Eminent domain is not for doling out sweetheart deals
Anyone looking for a reason to tighten up on municipal governments' use of the power of eminent domain need only go to the corner of Mesa and University drives and look to the southwest, where three blocks designated as a "redevelopment area" and razed to make way for a grandiose time-share resort project bake barrenly in the sun.
The low-income people that once lived there were strong-armed out of their homes so a high-income developer could "revive" and "renew" the area. But the latter couldn't get his financing together, so the castle in the sky he had built for credulous Mesa redevelopment officials never came into existence. So the land lies fallow still, a monument to official arrogance and abuse of the right of eminent domain.
Nor is the foregoing the only instance of such abuse, according to a Goldwater Institute study to be released today.

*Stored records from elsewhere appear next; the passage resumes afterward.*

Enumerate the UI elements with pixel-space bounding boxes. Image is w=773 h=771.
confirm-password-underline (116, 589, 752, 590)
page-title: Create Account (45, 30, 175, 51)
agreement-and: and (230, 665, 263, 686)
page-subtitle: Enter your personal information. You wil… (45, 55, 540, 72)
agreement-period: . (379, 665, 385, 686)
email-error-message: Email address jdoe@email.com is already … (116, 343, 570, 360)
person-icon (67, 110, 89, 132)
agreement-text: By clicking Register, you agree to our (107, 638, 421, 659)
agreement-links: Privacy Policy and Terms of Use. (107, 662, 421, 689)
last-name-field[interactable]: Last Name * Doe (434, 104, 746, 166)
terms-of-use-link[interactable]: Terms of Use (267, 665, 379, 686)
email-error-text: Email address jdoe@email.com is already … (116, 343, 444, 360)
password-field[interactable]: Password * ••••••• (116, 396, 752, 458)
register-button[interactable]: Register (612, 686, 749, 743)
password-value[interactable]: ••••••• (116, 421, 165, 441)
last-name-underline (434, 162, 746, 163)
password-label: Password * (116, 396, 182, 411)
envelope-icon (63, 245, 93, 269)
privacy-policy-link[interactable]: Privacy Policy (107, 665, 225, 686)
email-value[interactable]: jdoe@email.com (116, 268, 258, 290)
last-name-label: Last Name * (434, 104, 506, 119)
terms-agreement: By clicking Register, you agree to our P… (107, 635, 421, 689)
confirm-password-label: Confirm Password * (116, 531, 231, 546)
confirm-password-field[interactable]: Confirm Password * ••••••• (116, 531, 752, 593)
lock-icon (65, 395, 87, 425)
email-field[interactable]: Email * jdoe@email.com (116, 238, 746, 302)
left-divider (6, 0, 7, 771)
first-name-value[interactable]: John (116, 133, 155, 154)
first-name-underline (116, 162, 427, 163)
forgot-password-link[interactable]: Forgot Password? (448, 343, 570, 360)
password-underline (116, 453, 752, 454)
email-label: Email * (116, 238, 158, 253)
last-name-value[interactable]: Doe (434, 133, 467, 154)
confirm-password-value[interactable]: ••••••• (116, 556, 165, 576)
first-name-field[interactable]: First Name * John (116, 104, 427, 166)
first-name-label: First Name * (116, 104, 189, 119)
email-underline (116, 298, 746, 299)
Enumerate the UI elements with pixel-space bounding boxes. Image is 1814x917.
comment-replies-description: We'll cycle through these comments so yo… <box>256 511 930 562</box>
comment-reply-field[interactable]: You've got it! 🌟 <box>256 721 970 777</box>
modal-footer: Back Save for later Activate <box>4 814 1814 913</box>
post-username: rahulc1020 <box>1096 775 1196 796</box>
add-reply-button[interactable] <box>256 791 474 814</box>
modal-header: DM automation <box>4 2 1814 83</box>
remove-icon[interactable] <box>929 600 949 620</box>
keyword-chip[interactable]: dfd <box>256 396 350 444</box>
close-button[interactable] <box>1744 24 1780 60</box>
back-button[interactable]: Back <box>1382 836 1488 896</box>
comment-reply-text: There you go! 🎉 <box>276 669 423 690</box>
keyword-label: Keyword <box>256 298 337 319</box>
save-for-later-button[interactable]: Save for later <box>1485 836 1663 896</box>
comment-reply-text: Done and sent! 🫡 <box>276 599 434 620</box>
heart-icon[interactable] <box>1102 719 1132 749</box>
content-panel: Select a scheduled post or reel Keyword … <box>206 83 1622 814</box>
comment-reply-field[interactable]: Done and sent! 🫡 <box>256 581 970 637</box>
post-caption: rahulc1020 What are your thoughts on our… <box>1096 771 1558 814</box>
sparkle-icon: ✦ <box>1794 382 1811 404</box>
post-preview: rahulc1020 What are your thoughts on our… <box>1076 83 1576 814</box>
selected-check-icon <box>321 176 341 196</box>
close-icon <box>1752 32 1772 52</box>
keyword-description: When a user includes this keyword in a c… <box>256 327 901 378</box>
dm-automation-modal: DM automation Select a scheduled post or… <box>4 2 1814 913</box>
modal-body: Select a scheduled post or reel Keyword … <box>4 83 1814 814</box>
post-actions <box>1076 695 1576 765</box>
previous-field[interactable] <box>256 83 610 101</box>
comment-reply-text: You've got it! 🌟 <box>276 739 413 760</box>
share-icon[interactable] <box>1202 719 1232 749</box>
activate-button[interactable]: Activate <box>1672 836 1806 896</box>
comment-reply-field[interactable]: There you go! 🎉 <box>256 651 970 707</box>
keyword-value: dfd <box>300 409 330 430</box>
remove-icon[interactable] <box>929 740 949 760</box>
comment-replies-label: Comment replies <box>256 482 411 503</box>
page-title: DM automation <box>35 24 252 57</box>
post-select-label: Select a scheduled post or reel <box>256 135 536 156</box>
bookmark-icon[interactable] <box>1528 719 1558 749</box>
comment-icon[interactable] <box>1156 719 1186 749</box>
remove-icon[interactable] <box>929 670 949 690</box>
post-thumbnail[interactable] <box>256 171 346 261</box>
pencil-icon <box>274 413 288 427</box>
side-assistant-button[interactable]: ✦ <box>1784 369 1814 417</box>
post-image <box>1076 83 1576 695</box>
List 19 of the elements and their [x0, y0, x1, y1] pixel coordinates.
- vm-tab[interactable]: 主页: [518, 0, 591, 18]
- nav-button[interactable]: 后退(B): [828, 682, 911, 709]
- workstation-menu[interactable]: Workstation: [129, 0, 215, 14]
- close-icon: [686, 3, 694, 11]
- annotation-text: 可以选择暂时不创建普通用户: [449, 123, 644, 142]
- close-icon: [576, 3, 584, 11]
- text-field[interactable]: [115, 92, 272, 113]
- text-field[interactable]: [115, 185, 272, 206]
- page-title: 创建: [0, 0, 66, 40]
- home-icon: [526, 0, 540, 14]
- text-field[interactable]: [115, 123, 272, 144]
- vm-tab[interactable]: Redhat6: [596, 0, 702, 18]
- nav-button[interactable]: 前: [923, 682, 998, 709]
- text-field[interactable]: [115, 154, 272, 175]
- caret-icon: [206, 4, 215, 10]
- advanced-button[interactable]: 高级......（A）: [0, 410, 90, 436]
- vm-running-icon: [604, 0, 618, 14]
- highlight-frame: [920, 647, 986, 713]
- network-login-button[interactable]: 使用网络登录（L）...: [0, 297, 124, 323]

There is Mesa's notorious attempt to push two auto service shops off the block on the northwest corner of Country Club Drive and Main Street to accommodate the ambitions of a better-connected group of store owners, and Scottsdale's retention of redevelopment designations that keep existing businesses in limbo.
Government, through its judicial arm, has been most permissive with itself in the area of eminent domain - and the Arizona Legislature showed a like generosity in 1997 by passing the law that allows the creation of redevelopment districts. The Goldwater Institute is calling upon the Legislature to rescind that law and thus reduce the capability of government to abuse its right of eminent domain.
It is time for such reform. For a manifest public need such as a freeway, eminent domain is justified - but its use to condemn and clear the property of some for the enrichment of others is out of line.